Dr. Pond encouraged attendees to practice an attitude of transparency and cooperation during audits and inspections, noting that how the industry handles these situations today sets the precedent for the industry of tomorrow.
"We have a new generation coming on," commented Dr. Pond. "How we handle these situations, whether it's FSMA, quality control or simply hot topics in the industry - this new generation is looking at the way we're handling this, how we communicate between different companies and how we work together."
Mike Hudlow, executive vice president of planning, engineering and construction for Darling Ingredients, Inc., and Brian Aldridge, shift manager at Simmons Feed Ingredients, shared a joint presentation on various organisational methods to improve safety and performance within industry plants.

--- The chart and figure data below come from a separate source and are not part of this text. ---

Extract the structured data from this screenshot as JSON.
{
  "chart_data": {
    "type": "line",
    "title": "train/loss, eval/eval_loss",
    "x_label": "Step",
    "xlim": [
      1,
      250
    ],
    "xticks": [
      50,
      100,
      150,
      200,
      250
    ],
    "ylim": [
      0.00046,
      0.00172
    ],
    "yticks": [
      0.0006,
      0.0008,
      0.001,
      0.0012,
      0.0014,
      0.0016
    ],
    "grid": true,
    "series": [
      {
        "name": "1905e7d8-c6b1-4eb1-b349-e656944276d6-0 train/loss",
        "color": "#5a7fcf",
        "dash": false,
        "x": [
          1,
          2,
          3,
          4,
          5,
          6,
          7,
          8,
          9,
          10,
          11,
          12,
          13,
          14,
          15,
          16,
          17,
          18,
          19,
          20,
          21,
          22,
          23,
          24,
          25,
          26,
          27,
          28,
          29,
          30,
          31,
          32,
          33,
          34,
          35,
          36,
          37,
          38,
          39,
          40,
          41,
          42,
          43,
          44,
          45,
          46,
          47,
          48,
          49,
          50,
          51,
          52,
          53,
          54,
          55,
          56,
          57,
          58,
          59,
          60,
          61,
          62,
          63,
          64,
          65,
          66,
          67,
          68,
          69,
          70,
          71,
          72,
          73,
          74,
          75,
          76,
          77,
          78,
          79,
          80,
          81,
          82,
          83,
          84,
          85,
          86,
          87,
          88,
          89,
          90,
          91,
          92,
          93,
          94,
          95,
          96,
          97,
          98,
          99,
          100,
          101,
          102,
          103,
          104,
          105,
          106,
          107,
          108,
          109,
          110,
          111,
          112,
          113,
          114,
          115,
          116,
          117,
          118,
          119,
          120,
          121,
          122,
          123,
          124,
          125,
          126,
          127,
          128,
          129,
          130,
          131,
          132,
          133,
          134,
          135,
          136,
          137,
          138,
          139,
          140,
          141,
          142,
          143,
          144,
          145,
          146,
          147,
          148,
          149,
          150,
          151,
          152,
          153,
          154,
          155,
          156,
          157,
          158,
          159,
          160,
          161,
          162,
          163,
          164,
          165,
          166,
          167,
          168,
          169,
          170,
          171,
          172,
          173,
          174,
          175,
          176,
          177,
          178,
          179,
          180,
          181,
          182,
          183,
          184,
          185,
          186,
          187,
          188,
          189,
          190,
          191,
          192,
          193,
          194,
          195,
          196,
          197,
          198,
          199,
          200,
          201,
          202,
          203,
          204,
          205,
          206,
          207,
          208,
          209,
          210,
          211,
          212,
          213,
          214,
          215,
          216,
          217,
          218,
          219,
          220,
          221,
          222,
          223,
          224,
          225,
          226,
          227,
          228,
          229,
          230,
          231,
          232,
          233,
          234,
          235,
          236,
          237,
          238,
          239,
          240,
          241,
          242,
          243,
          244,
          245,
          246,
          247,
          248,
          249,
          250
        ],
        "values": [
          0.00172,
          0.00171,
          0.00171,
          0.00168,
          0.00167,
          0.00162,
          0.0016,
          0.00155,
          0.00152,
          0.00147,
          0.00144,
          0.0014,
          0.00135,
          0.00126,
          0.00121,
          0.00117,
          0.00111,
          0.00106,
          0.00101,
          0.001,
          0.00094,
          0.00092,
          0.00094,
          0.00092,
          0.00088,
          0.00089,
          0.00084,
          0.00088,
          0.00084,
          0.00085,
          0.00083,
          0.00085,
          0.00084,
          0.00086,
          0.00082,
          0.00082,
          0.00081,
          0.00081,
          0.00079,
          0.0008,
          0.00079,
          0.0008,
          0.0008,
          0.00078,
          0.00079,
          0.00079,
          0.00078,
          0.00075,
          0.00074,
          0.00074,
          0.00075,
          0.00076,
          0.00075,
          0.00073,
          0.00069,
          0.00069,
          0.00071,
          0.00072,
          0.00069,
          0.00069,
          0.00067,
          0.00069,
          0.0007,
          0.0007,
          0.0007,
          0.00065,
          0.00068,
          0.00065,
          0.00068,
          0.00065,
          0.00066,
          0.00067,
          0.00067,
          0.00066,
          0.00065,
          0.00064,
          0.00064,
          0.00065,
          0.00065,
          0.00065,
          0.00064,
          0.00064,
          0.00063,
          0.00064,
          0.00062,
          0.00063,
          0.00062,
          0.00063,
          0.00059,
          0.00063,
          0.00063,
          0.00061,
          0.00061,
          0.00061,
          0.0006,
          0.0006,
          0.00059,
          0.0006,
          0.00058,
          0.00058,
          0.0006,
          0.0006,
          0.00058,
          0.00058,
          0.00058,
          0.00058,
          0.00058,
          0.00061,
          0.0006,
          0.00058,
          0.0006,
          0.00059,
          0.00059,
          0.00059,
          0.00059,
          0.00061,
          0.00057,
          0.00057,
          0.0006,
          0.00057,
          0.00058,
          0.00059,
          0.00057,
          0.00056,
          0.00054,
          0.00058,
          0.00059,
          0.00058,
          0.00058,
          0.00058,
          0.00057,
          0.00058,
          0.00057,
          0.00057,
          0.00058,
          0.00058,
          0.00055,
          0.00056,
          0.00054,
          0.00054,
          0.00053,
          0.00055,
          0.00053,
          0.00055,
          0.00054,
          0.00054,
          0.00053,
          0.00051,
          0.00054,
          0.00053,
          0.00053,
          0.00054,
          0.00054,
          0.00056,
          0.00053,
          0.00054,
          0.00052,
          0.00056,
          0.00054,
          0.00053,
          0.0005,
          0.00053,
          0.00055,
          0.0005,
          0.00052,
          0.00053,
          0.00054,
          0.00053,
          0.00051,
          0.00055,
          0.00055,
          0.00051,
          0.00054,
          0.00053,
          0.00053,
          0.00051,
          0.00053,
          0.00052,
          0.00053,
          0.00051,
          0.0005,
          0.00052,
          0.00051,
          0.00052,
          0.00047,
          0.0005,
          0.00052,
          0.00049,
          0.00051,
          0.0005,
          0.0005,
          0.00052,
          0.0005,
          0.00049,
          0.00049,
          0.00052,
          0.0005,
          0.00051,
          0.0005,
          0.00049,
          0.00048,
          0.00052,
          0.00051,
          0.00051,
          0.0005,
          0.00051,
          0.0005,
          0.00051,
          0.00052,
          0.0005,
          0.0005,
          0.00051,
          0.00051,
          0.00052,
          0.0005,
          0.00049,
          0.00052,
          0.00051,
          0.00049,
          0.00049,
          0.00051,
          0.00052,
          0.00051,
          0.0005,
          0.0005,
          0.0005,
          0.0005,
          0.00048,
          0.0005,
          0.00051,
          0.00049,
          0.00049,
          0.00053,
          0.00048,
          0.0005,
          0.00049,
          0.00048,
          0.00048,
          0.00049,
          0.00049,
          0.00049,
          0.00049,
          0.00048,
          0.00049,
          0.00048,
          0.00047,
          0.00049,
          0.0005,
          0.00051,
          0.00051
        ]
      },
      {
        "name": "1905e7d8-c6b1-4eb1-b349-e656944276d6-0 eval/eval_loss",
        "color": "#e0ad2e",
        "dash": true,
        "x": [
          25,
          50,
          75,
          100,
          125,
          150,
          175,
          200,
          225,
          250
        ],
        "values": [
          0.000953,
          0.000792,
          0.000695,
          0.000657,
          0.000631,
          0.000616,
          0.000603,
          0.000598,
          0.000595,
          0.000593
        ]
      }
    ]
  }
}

Hudlow added onto the sentiments offered earlier that day by Dr. Pond, saying: "We talked about being prepared for audits. If you have a solid organisation system in place, and you're bringing someone in from outside of the industry, a clean, organised plant is going to severely lessen their concerns going into an inspection."
Natasha Bangel-Askren, senior food safety specialist for Hill's Pet Nutrition, discussed customer expectations, emphasising quality control in each facet of animal health and nutrition.
"When you're working with animal nutrition and specific prescription diets, it is crucial to make sure that a product is doing what it is intended to do," explained Bangel-Askren.
"In order to deliver on customer expectations, quality is key."